Like myself, Kelly is from the Northeast of England. Reading her account of seeking a local boutique coffee shop in Newcastle took me back to the years I lived in that city, and in nearby Northumberland.
In particular, it brought back fond memories of a delightful place called Barter Books in Alnwick.
It’s one of the biggest second-hand bookstores in the country, yet has managed to retain the idiosyncratic charm of the quaintest small establishment.
And yes, it has its own very unique coffee shop.
It resides in the town’s old Victorian railway station, and the proprietors have done a grand job of restoring the building to much of its former glory.

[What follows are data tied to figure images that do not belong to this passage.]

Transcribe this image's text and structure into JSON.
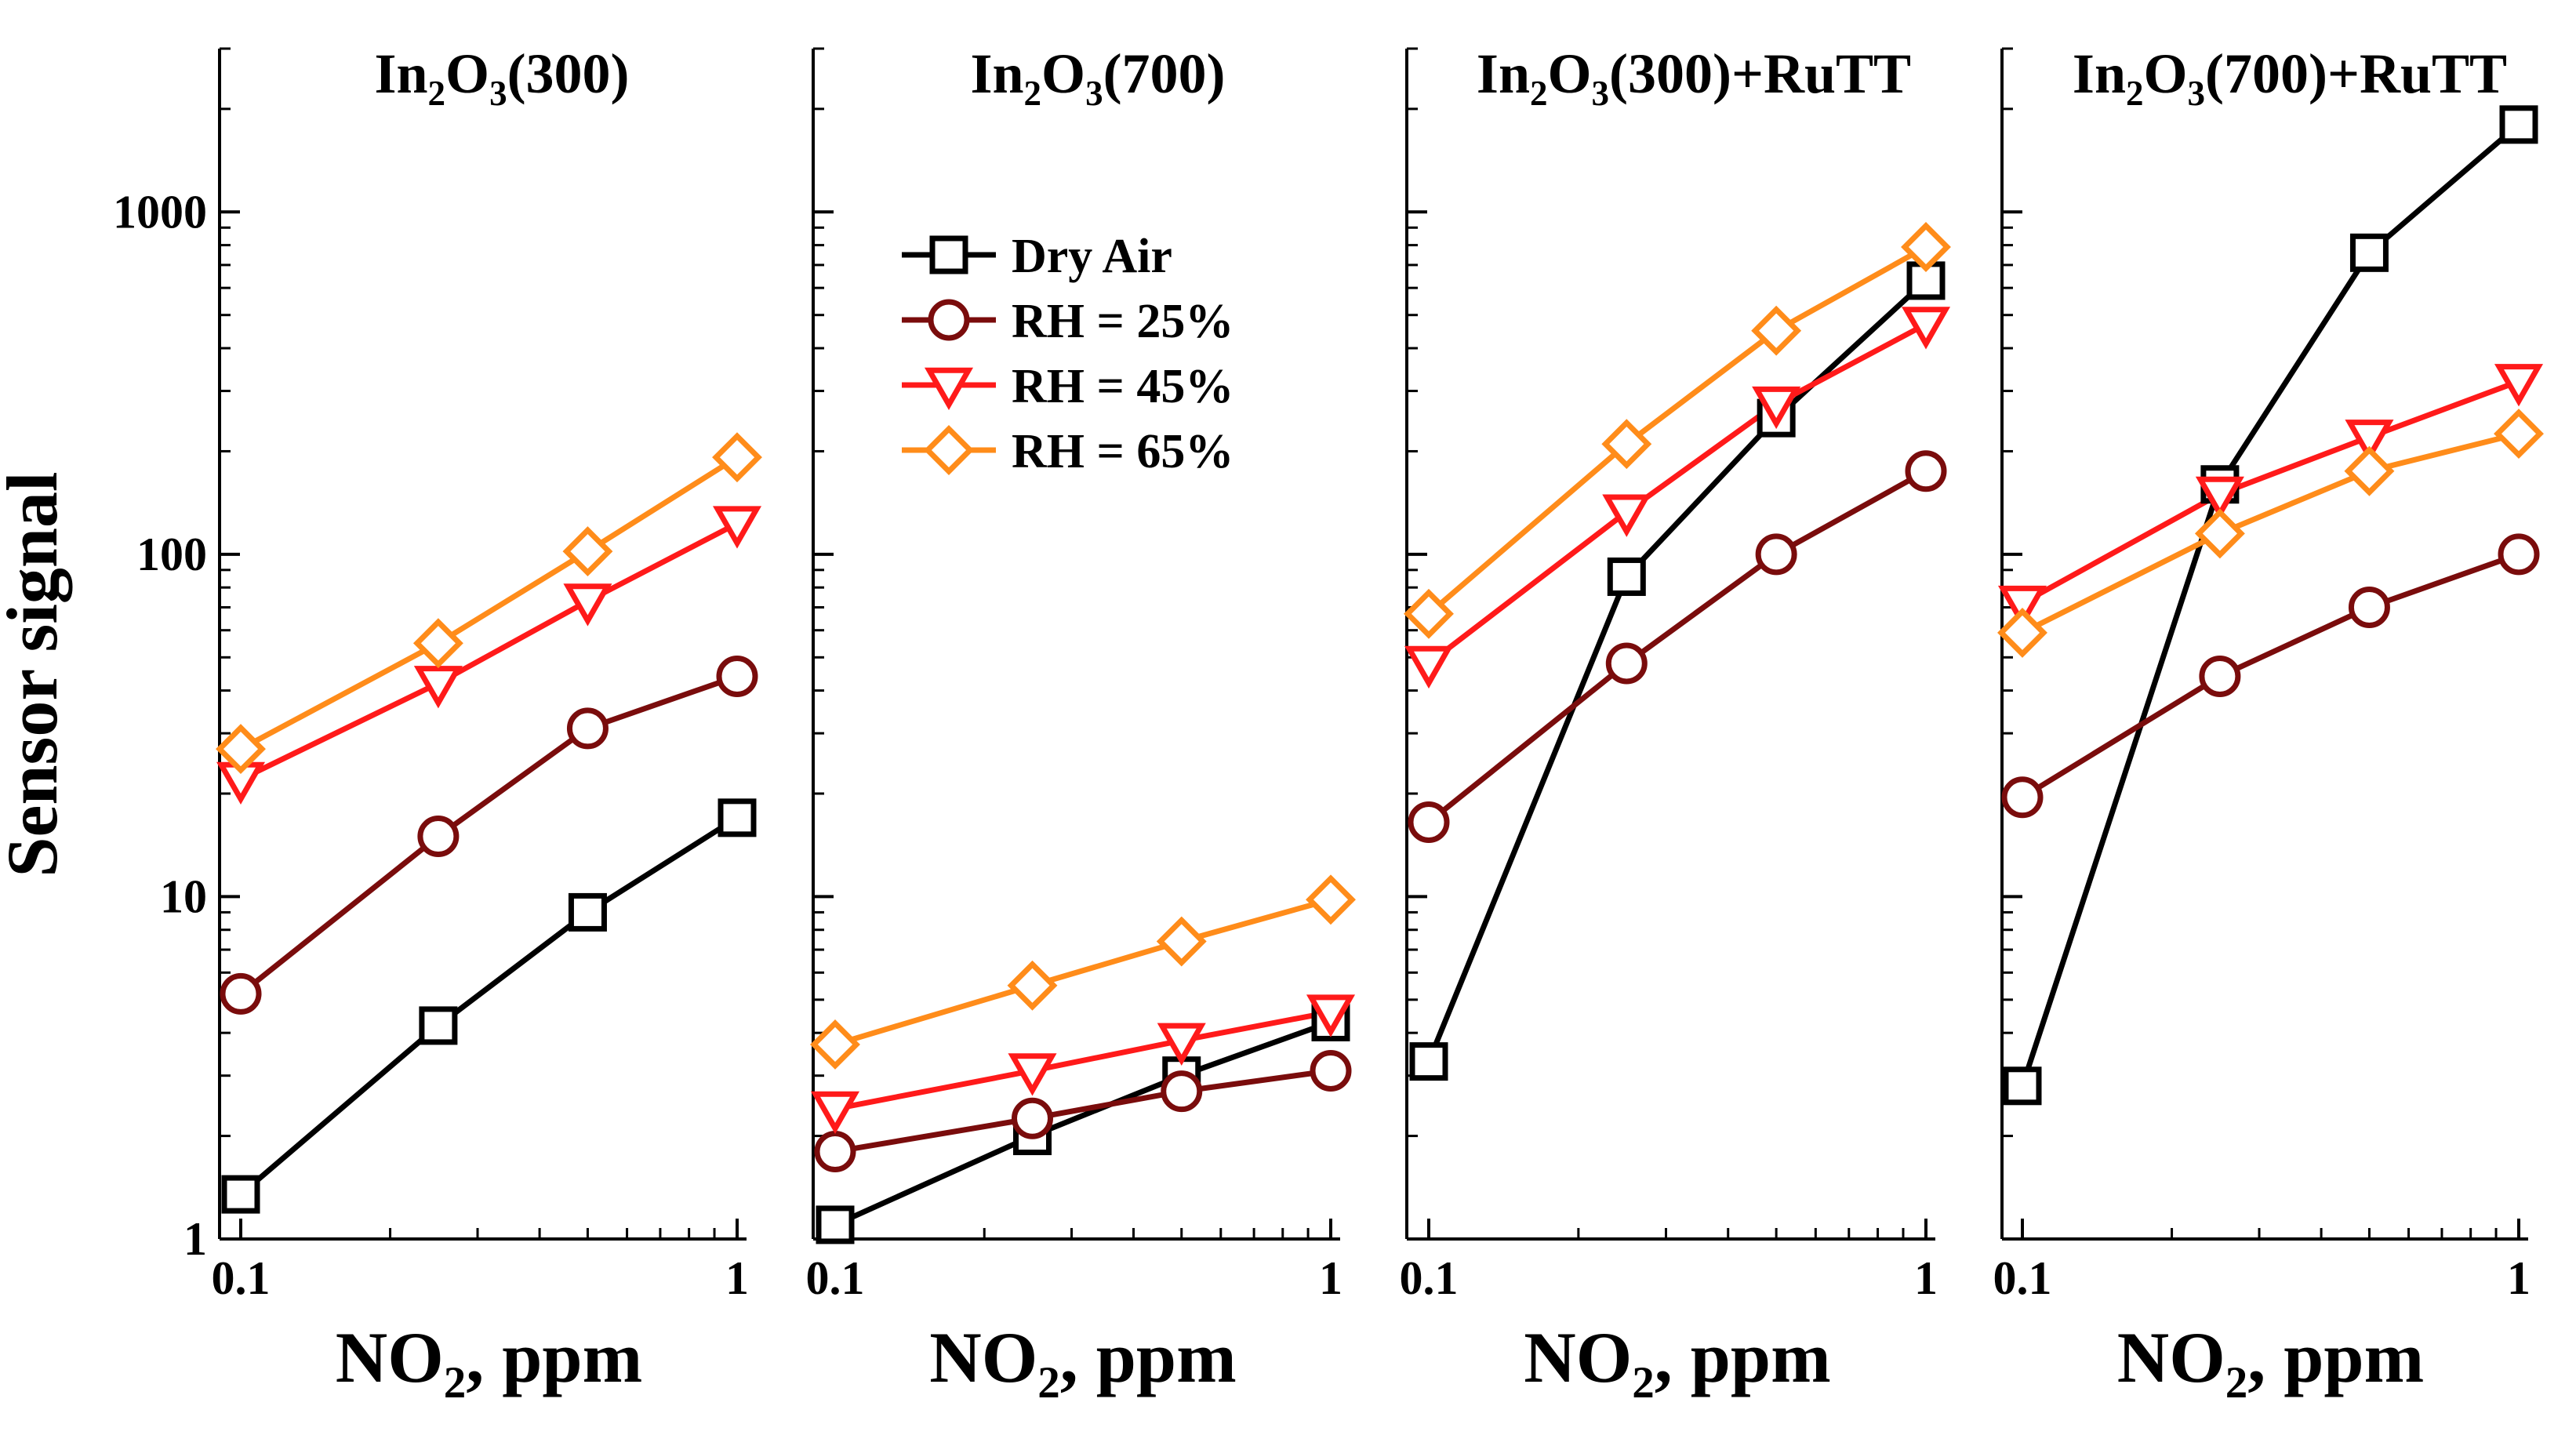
{
  "colors": {
    "Dry Air": "#000000",
    "RH = 25%": "#7a0c0c",
    "RH = 45%": "#ff1a1a",
    "RH = 65%": "#ff8c1a"
  },
  "markers": {
    "Dry Air": "square",
    "RH = 25%": "circle",
    "RH = 45%": "triangle-down",
    "RH = 65%": "diamond"
  },
  "ylabel": "Sensor signal",
  "chart_data": [
    {
      "type": "line",
      "title_parts": {
        "base": "In",
        "sub1": "2",
        "mid": "O",
        "sub2": "3",
        "rest": "(300)"
      },
      "xlabel_parts": {
        "base": "NO",
        "sub": "2",
        "rest": ", ppm"
      },
      "x": [
        0.1,
        0.25,
        0.5,
        1
      ],
      "xscale": "log",
      "yscale": "log",
      "xlim": [
        0.1,
        1
      ],
      "ylim": [
        1,
        3000
      ],
      "xticks": [
        {
          "v": 0.1,
          "label": "0.1"
        },
        {
          "v": 1,
          "label": "1"
        }
      ],
      "yticks": [
        {
          "v": 1,
          "label": "1"
        },
        {
          "v": 10,
          "label": "10"
        },
        {
          "v": 100,
          "label": "100"
        },
        {
          "v": 1000,
          "label": "1000"
        }
      ],
      "series": [
        {
          "name": "Dry Air",
          "values": [
            1.35,
            4.2,
            9.0,
            17
          ]
        },
        {
          "name": "RH = 25%",
          "values": [
            5.2,
            15,
            31,
            44
          ]
        },
        {
          "name": "RH = 45%",
          "values": [
            22,
            42,
            73,
            123
          ]
        },
        {
          "name": "RH = 65%",
          "values": [
            27,
            55,
            102,
            192
          ]
        }
      ]
    },
    {
      "type": "line",
      "title_parts": {
        "base": "In",
        "sub1": "2",
        "mid": "O",
        "sub2": "3",
        "rest": "(700)"
      },
      "xlabel_parts": {
        "base": "NO",
        "sub": "2",
        "rest": ", ppm"
      },
      "x": [
        0.1,
        0.25,
        0.5,
        1
      ],
      "xscale": "log",
      "yscale": "log",
      "xlim": [
        0.1,
        1
      ],
      "ylim": [
        1,
        3000
      ],
      "xticks": [
        {
          "v": 0.1,
          "label": "0.1"
        },
        {
          "v": 1,
          "label": "1"
        }
      ],
      "yticks": [],
      "legend": {
        "position": "top-center",
        "entries": [
          "Dry Air",
          "RH = 25%",
          "RH = 45%",
          "RH = 65%"
        ]
      },
      "series": [
        {
          "name": "Dry Air",
          "values": [
            1.1,
            2.0,
            3.0,
            4.3
          ]
        },
        {
          "name": "RH = 25%",
          "values": [
            1.8,
            2.25,
            2.7,
            3.1
          ]
        },
        {
          "name": "RH = 45%",
          "values": [
            2.4,
            3.1,
            3.8,
            4.6
          ]
        },
        {
          "name": "RH = 65%",
          "values": [
            3.7,
            5.5,
            7.4,
            9.8
          ]
        }
      ]
    },
    {
      "type": "line",
      "title_parts": {
        "base": "In",
        "sub1": "2",
        "mid": "O",
        "sub2": "3",
        "rest": "(300)+RuTT"
      },
      "xlabel_parts": {
        "base": "NO",
        "sub": "2",
        "rest": ", ppm"
      },
      "x": [
        0.1,
        0.25,
        0.5,
        1
      ],
      "xscale": "log",
      "yscale": "log",
      "xlim": [
        0.1,
        1
      ],
      "ylim": [
        1,
        3000
      ],
      "xticks": [
        {
          "v": 0.1,
          "label": "0.1"
        },
        {
          "v": 1,
          "label": "1"
        }
      ],
      "yticks": [],
      "series": [
        {
          "name": "Dry Air",
          "values": [
            3.3,
            86,
            250,
            630
          ]
        },
        {
          "name": "RH = 25%",
          "values": [
            16.5,
            48,
            100,
            175
          ]
        },
        {
          "name": "RH = 45%",
          "values": [
            48,
            133,
            275,
            470
          ]
        },
        {
          "name": "RH = 65%",
          "values": [
            67,
            210,
            450,
            790
          ]
        }
      ]
    },
    {
      "type": "line",
      "title_parts": {
        "base": "In",
        "sub1": "2",
        "mid": "O",
        "sub2": "3",
        "rest": "(700)+RuTT"
      },
      "xlabel_parts": {
        "base": "NO",
        "sub": "2",
        "rest": ", ppm"
      },
      "x": [
        0.1,
        0.25,
        0.5,
        1
      ],
      "xscale": "log",
      "yscale": "log",
      "xlim": [
        0.1,
        1
      ],
      "ylim": [
        1,
        3000
      ],
      "xticks": [
        {
          "v": 0.1,
          "label": "0.1"
        },
        {
          "v": 1,
          "label": "1"
        }
      ],
      "yticks": [],
      "series": [
        {
          "name": "Dry Air",
          "values": [
            2.8,
            160,
            760,
            1800
          ]
        },
        {
          "name": "RH = 25%",
          "values": [
            19.5,
            44,
            70,
            100
          ]
        },
        {
          "name": "RH = 45%",
          "values": [
            72,
            150,
            220,
            320
          ]
        },
        {
          "name": "RH = 65%",
          "values": [
            59,
            115,
            175,
            225
          ]
        }
      ]
    }
  ]
}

Nowadays, though, the only trains that run there are on the model railway that meanders around the bookshelves.
My parents and sister used to live in Alnwick and whenever my wife and I visited, it was always a much-anticipated treat to spend an hour or two at Barter Books.
Although it’s been many years since I visited there, I well remember their cornucopia of second-hand and rare books and the array of cosy armchairs where you can sit with a coffee, by an open fire, and browse through the treasures you’ve discovered there (and there are always treasures to be found).
For a bookworm and coffee-lover like me, it’s paradise on earth.
In 2001, we were visiting my sister in Alnwick and noticed a poster on her wall. The wording is now ubiquitous and known all over the world, but back then it was a novelty.
It was, of course, the now well-known “Keep Calm and Carry On” poster.
The British Government’s Ministry of Information originally produced the famous motivational poster at the start of the Second World War in 1939 to encourage a ‘stiff upper lip’ attitude and avoid panic during the blitz.
Although over 2 million copies were printed, it was never officially issued, and very few had survived. Then in the year 2000, the proprietors of Barter Books, Stuart and Mary Manley, had discovered an original copy in a box of dusty old books they had sitting around.
After framing it and displaying it on the wall of the bookshop, they had so many enquiries about it that they decided to make some copies.
They ran off a few facsimiles and sold them in the bookshop. Little did they know the phrase and the design would become so popular and would be reproduced on billions of posters, mugs, keyrings and teeshirts around the world.
An endless list of variations on the phrase have also been produced. Keep calm and carry on eating chocolate… carry on surfing… carry on writing.
You name it, we have been told to keep calm while we carry on doing it!
But it all came from that single war-time poster found in Barter Books twenty-four years ago.
In a way, this story perfectly illustrates the loss of narrative, culture and heritage which Kelly writes about.
Mass reproduction kills the spirit of experience. It turns an authentic souvenir of an afternoon spent lost in a good book, on a comfy armchair by an open fire, in a setting evocative of a war-time railway station into a trite throwaway phrase printed on a million Amazon trinkets.
But it also proves another of Kelly’s points:
Humans are storytellers, and in most places the stories are already present if you care to look for them
So now you know the phrase’s origin, the next time you see it printed on a mug or keyring, you’ll remember this tale.
And if you are ever in Alnwick, make sure to pay Barter Books a visit. You won’t be disappointed.